The GVA can't possibly be "cooking their books" when its methodology is public.

Fondacaro whined about yet another set of gun violence numbers he disapproved of in an April 12 post:

The liberal media are all for live fact-checks and dishing out Pinocchios when they’re targeting conservatives, but their obsessive desire to nitpick and say “It’s accurate, but…” goes right out the window when it’s for their agenda. This was the case on Wednesday’s CBS Mornings when they pushed a dubious “gun violence” study from the Kaiser Family Foundation that wrapped firearm accidents, suicides, and defensive uses together with mass shootings and crime for an anti-gun rights message.

“A shocking new survey reveals just how widespread gun violence is in this country. Just listen to these numbers,” co-anchor and Obama’s vacation pal Gayle King demanded of viewers, “early one in five adults, one in five, say they have had a family member killed with a gun.”

But according to the “key findings” of the study, that number also includes people who have committed suicide, something any honest observer wouldn’t think should be included under a banner that conjures images of mass shootings and gang shootouts.

[...]

Historically, roughly 65 percent of gun deaths in America are suicides but KFF uses outlier data from 2020-2021 to claim “about half of deaths (55%) in the U.S. involving guns are suicides.” Meanwhile, we saw crime start to rise during that same time.

It's almost as if Fondacaro doesn't think gun suicides should be counted as "real" deaths -- and that any numbers that don't mesh with right-wing narratives must be dismissed as "dubious."

Fondacaro used an April 17 post to dismiss a gun-related poll he didn't like:

As part of their Monday coverage of a tragic mass shooting at an Alabama birthday party, CBS Mornings revealed the results of new a CBS News/YouGov poll that purportedly showed 62 percent of Americans were in favor of a ban on AR-15s. Those findings flew in the face of similar recent polling that showed growing opposition to a ban.

Announcing the results was socialist co-host Tony Dokoupil, who was excited that 62 percent of respondents wanted the ban. “Well, more than 60 percent of Americans are in favor of an outright ban on AR-15 semi-automatic rifles. That's the type of gun used in school shootings in Nashville and Uvalde and so many other places,” he boasted.

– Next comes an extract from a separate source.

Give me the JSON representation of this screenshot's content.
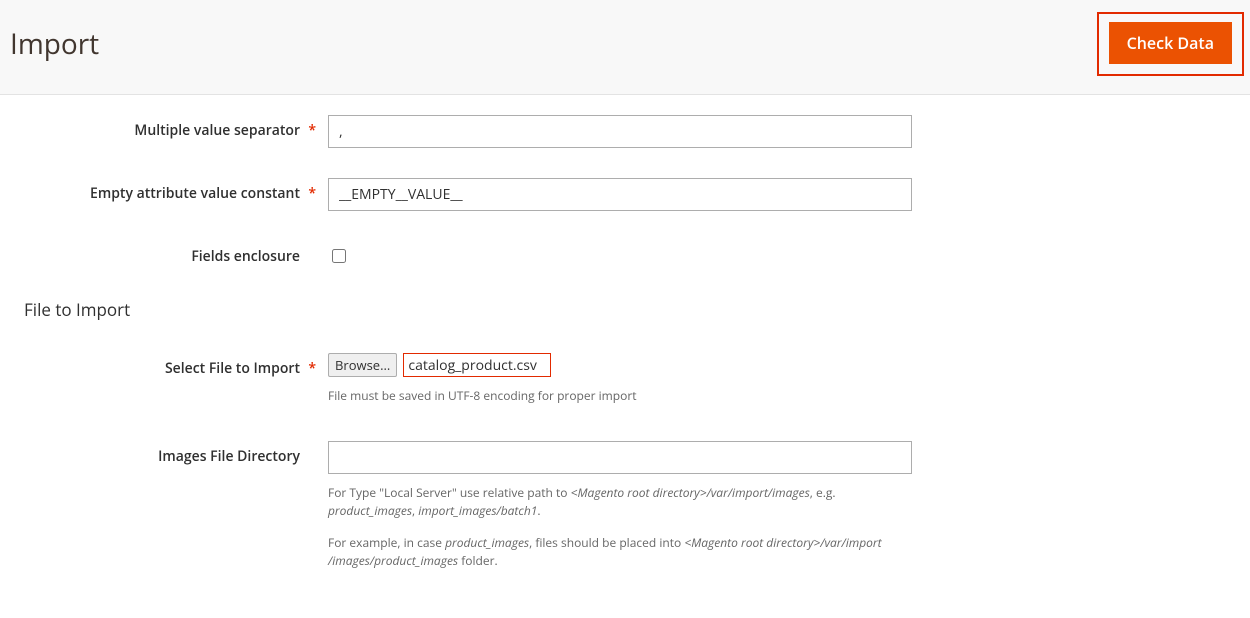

But the findings didn’t mesh with a February ABC News/Washington Post poll that found only 47 percent supported a ban while 51 percent opposed it. And as The Reload’s Jake Foglemanmreported, ABC’s results were the latest in a series of polls that showed opposition to an assault weapons ban was growing in momentum.

The Reload is a right-leaning pro-gun website, so of course Fondacaro doesn't disclose its bias.

(Fondacaro's alleged evidence that Dokoupil is a "socialist," by the way, is a link to a segment he did three years ago explaining the inequitable distribution of wealth in the U.S. No evidence was offered that the segment represented Dokoupil's personal views.)